One of the winners of a WKCD Youth Action Research Grant was a group of public high school students in Chicago who have helped start a student-led journal (Root Knowledge) with well-researched content on socio-economic issues ranging from environmentalism to immigration. Published six times a year, the Root Knowledge Journal gives students a voice in how critical social issues rarely discussed in school might be embedded in the school curriuculum.

In the preface to this new edition, the student editors write:

It seems studying critical issues and accurate histories are classified in most school curriculum. We rarely get to look critically at our own lives, our communities, our city, and the real world. Why is that? Is it classified? Top secret? Off limits? Or what?

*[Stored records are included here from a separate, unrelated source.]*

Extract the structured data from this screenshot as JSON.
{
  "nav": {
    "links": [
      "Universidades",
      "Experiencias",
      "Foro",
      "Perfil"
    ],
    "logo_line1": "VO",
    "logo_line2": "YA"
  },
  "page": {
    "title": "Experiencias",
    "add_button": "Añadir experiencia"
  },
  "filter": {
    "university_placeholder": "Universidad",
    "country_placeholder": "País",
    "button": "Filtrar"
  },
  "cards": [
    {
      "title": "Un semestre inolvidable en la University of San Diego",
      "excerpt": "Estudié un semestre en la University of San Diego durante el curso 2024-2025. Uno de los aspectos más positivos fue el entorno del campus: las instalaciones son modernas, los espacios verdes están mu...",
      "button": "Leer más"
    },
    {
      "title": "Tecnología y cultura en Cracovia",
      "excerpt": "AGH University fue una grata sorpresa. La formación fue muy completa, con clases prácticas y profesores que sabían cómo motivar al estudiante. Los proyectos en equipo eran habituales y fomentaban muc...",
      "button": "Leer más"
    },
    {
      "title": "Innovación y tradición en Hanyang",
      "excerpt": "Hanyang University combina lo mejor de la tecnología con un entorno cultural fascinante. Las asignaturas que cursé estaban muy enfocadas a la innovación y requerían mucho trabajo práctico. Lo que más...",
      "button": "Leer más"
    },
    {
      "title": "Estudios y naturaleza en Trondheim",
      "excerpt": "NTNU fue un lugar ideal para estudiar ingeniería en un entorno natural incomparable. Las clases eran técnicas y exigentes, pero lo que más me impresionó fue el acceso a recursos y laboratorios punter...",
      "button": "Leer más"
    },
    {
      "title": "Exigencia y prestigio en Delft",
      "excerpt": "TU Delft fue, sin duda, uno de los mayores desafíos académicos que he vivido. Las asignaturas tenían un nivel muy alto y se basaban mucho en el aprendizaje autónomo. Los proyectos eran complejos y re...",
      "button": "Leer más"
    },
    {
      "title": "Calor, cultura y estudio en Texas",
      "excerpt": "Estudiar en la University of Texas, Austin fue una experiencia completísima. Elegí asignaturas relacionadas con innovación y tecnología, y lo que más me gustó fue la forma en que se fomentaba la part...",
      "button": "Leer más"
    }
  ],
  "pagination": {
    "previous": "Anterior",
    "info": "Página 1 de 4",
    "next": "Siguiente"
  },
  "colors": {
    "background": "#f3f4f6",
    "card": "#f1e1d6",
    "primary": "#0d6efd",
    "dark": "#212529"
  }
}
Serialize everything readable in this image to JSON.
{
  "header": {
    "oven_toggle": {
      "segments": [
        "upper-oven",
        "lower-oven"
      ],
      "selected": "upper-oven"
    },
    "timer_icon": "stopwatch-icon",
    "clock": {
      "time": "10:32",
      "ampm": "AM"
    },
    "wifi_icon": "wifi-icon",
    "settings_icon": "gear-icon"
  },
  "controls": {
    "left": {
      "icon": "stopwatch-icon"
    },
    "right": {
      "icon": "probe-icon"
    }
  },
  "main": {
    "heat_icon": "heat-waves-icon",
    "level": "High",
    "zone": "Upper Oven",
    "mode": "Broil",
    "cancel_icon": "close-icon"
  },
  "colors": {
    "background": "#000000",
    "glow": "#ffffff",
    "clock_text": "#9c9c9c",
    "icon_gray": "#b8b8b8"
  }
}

In this, the issue, RK wants to know why the topic of Chicago is taught very little in Chicago’s schools, why we rarely get to learn about our own communities, why immigrant students’ first languages and cultures aren’t respected in curriculum, and why Euro- pean and U.S. histories of violent conquest are turned into a love fest of “explorers” and “settlers” among other things.

We also introduce a new series that looks at the critical history of Chicago public schools while returning to student inquiries launched last issue into Ethnic Studies curriculum, critical current events (police killing), textbook comparisons (McDougal’s American History text and CGCT’s Urban Renewal or Urban Removal? text), and the power of local street art in learning. And of course, KinderQuestions returns!

Read on, make critiques, and respond on our RK Tumblr page to anything that stands out. Encourage your teachers, schools, and districts to stop making meaningful issues that personally affect us “CLASSIFIED”.

East Chicago, Indiana Youth Survey (PDF)

In East Chicago, Indiana and hundreds of declining cities like it, leaders from businesses, churches, and schools struggle to understand and fix the problems afflicting their neighborhoods. Rarely do they engage the one group with the most hope and the greatest ability to adapt: young people. The Greenhouse Fellowship, started by recent East Chicago high school graduates, is in the process of surveying over 2,000 city youth about the opportunities they need most. The youth created their survey after months of research and pilot interviews.

13 News Now Investigates: Community Teams Up to Fight the Spread of Hydrilla (Video)

Stopping the spread of the aquatic plant Hydrilla in the Chowan River has become a passion for science teacher Steve Karl and his students at John Holmes High School, Edenton, NC. The invasive species threatens local commercial fishermen, fisheries, boaters, and swimmers. For the past year, the Edenton high school students have been studying and raising awareness about hydrilla throughout their community. They have also created an axle rake to scrape Hydrilla off the axels of boat trailers. Their campaign recently attracted the attention of local media.